Allan Sekula
[Photographer, writer, and theorist, b. 1951, Erie, Pennsylvania, d. 2013, Los Angeles.]

 A truly critical social documentary will frame the crime, the trial, and the system of justice and its official myths. Artists working toward this end may or may not produce images that are theatrical and overtly contrived, they may or may not present texts like fiction. Social truth is something other than a manner of convincing style. 

James Casebere
[Photographer, b. 1953, Lansing, Michigan, lives in New York.]

 The novels by Latin American magical realists showed how history is rewritten by each successive military dictatorship.
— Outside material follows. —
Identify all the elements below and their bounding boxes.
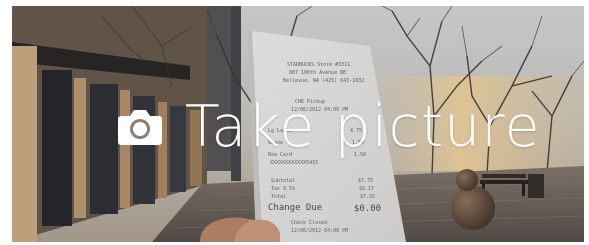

I look at photography the same way: as a fiction, as representative of a particular point of view. 

Susan Sontag
[Writer, theorist, and critic, b. 1933, New York, d. 2004, New York.]

 Photography is seen as an acute manifestation of the individualized “I,” the homeless private self astray in an overwhelming world—mastering reality by a fast visual anthologizing of it. Or photography is seen as a means of finding a place in the world (still experienced as overwhelming, alien) by being able to relate to it with detachment—bypassing the interfering, insolent claims of the self. 

Robert Doisneau
[Photographer, b. 1912, Gentilly, Val-de-Marne, France, d. 1994, Montrouge, France.]

 You know, they always say that the photographer is “a hunter of images.” That is a flattering image, the idea of a hunter, it’s virile, acquired power. Actually though, it isn’t that. We are really fishermen with hooks and lines. 

Paolo Roversi
[Photographer, b. 1947, Ravenna, Italy, lives in Paris.]

 Every photograph is like a moment of seductive love even if there is no intercourse. 

Maggie Steber
[Photographer, b. 1949, born in Electra, Texas, lives in Miami, Florida.]

 Every time we click the shutter, it’s like a new day, a new chance to make a clean start, to be original. It’s a very exciting and exhausting thing to do. 

Edmundo Desnoes
[Writer, b. 1930, Havana, Cuba, lives in New York.]

 Photographs are detonators. They explode in us. We are the gaze as well as the gazed-at. The observer and the observed. 

Daido Moriyama
[Photographer, b. 1938, Ikeda-cho, Osaka, Japan, lives in Tokyo.]

 For me, photography is not a means by which to create beautiful art, but a unique way of encountering genuine reality at the point where the enormous fragments of the world — which I can never completely embrace by taking photos — coincide with my own inextricable predicament.